Text-to-SQL Guide (Query Engine + Retriever)¶
This is a basic guide to LlamaIndex's Text-to-SQL capabilities.
- We first show how to perform text-to-SQL over a toy dataset: this will do "retrieval" (sql query over db) and "synthesis".
- We then show how to buid a TableIndex over the schema to dynamically retrieve relevant tables during query-time.
- Next, we show how to use query-time rows and columns retrievers to enhance Text-to-SQL context.
- We finally show you how to define a text-to-SQL retriever on its own.
NOTE: Any Text-to-SQL application should be aware that executing arbitrary SQL queries can be a security risk. It is recommended to take precautions as needed, such as using restricted roles, read-only databases, sandboxing, etc.
If you're opening this Notebook on colab, you will probably need to install LlamaIndex 🦙.
%pip install llama-index-core llama-index-llms-openai llama-index-embeddings-openai
import os
import openai
os.environ["OPENAI_API_KEY"] = "sk-.."
# import logging
# import sys
# logging.basicConfig(stream=sys.stdout, level=logging.INFO)
# logging.getLogger().addHandler(logging.StreamHandler(stream=sys.stdout))

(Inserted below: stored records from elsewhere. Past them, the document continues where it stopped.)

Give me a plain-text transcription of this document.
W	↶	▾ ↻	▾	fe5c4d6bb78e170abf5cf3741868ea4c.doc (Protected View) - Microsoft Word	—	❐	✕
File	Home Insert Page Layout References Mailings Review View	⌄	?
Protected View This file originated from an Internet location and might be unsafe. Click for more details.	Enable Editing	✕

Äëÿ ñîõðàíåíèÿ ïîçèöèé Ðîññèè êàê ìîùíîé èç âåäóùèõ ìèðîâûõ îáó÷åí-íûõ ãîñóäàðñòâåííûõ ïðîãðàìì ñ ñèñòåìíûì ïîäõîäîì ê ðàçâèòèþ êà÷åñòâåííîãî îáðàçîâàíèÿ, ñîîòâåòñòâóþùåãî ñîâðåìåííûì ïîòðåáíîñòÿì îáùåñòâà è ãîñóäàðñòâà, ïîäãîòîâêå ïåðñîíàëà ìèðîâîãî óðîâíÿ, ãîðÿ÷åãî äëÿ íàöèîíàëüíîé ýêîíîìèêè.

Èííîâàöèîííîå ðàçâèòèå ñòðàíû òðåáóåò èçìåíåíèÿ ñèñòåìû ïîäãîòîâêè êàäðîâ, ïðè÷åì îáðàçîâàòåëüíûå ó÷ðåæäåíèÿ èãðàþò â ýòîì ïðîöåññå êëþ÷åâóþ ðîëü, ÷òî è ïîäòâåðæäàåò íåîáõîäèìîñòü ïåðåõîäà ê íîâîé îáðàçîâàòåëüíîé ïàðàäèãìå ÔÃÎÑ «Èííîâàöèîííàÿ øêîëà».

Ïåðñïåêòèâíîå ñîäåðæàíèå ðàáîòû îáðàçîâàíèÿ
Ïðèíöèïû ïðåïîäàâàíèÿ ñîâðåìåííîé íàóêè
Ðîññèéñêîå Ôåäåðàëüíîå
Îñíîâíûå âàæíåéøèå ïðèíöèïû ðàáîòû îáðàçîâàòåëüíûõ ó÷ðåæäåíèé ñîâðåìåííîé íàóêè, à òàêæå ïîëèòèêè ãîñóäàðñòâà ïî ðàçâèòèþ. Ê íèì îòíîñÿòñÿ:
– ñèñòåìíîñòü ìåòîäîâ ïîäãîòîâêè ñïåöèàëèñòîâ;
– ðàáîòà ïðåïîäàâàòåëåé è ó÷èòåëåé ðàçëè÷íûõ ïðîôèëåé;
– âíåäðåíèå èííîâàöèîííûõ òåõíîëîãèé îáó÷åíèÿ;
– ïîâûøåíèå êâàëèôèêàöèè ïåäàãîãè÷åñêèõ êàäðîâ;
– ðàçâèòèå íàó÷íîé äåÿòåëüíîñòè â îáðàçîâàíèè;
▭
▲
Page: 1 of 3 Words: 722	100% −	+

from IPython.display import Markdown, display
Create Database Schema¶
We use sqlalchemy
, a popular SQL database toolkit, to create an empty city_stats
Table
from sqlalchemy import (
create_engine,
MetaData,
Table,
Column,
String,
Integer,
select,
)
engine = create_engine("sqlite:///:memory:")
metadata_obj = MetaData()
# create city SQL table
table_name = "city_stats"
city_stats_table = Table(
table_name,
metadata_obj,
Column("city_name", String(16), primary_key=True),
Column("population", Integer),
Column("country", String(16), nullable=False),
)
metadata_obj.create_all(engine)
Define SQL Database¶
We first define our SQLDatabase
abstraction (a light wrapper around SQLAlchemy).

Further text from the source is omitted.